Smokers in Abu Dhabi supported the excise tax on tobacco in principle but said it would not stop them from indulging in their habit.
On Wednesday afternoon, shisha cafes and tobacco shops in Khalidiya had a steady stream of regular customers.
“Our sales have doubled in the last week,” said Hussein Mahmoud, a sales associate at Hatta Smoking Accessories. “After the taxes, sales could go down and they could go up. We don’t know and we won’t know until it happens.”
“God knows,” said his friend, Ali Gulam.
Ahmed Al Ameri, 35, a customer from Al Ain, was sceptical. “I heard that prices would increase but they’ve said that before and it was just talk,” he said.
Syrian Ameer Hussein, who had come to buy a kilogram of apple shisha for a friend, said he plans to quit. “But not because of the laws, no. I’m quitting because my wife told me if I don’t she’ll get another man,” said the 76-year-old.
For others, the price hike is a much-needed push.
“I will stop,” said Moroccan Ismail El Haddari, who was smoking outside a nearby cafeteria. “The price will be too high for me because I smoke two packs a day. If people have the will, they can do anything.
“Once the price goes up, that’s it. I mean, I am the one who buys the cigarettes, they don’t buy me.”
However, he quickly reconsidered. “OK, maybe I will not stop but I will cut back.
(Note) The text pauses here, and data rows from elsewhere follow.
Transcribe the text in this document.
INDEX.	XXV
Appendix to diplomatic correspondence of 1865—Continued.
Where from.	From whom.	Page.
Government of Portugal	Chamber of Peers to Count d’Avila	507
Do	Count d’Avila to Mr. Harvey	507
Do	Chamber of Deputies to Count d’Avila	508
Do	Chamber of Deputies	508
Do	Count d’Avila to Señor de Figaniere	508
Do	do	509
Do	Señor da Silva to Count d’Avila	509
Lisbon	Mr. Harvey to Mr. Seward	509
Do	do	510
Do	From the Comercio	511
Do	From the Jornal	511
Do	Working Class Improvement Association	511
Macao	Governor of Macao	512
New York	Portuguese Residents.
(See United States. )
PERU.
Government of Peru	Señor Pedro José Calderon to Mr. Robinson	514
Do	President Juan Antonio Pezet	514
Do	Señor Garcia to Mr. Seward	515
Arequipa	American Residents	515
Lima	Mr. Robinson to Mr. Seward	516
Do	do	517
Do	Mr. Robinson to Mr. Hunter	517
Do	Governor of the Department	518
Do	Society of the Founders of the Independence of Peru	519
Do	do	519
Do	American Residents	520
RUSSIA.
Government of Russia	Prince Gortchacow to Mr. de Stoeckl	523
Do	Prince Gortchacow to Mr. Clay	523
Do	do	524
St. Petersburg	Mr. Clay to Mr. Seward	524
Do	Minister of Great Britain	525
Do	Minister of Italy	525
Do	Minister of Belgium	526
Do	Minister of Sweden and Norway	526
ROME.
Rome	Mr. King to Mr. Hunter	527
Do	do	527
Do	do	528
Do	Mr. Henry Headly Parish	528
I do like it because, when you smoke, it makes you forget things,” he said.
Shisha cafes and regular customers were unsure whether the new tax would apply to shisha, which costs as little as Dh12 a head, but as shisha contains tobacco, it will be subject to the tax.
At Dar Al Zein Internet Cafe, a shisha cafe that defies its name by not having any computers, workers did not expect business to be affected.
“It doesn’t matter if the price goes up or down,” said Emirati law graduate Obaid Al Ghafli, after finishing his midday pipe in the busy cafe. “The only thing that matters is will. People will always find a way.”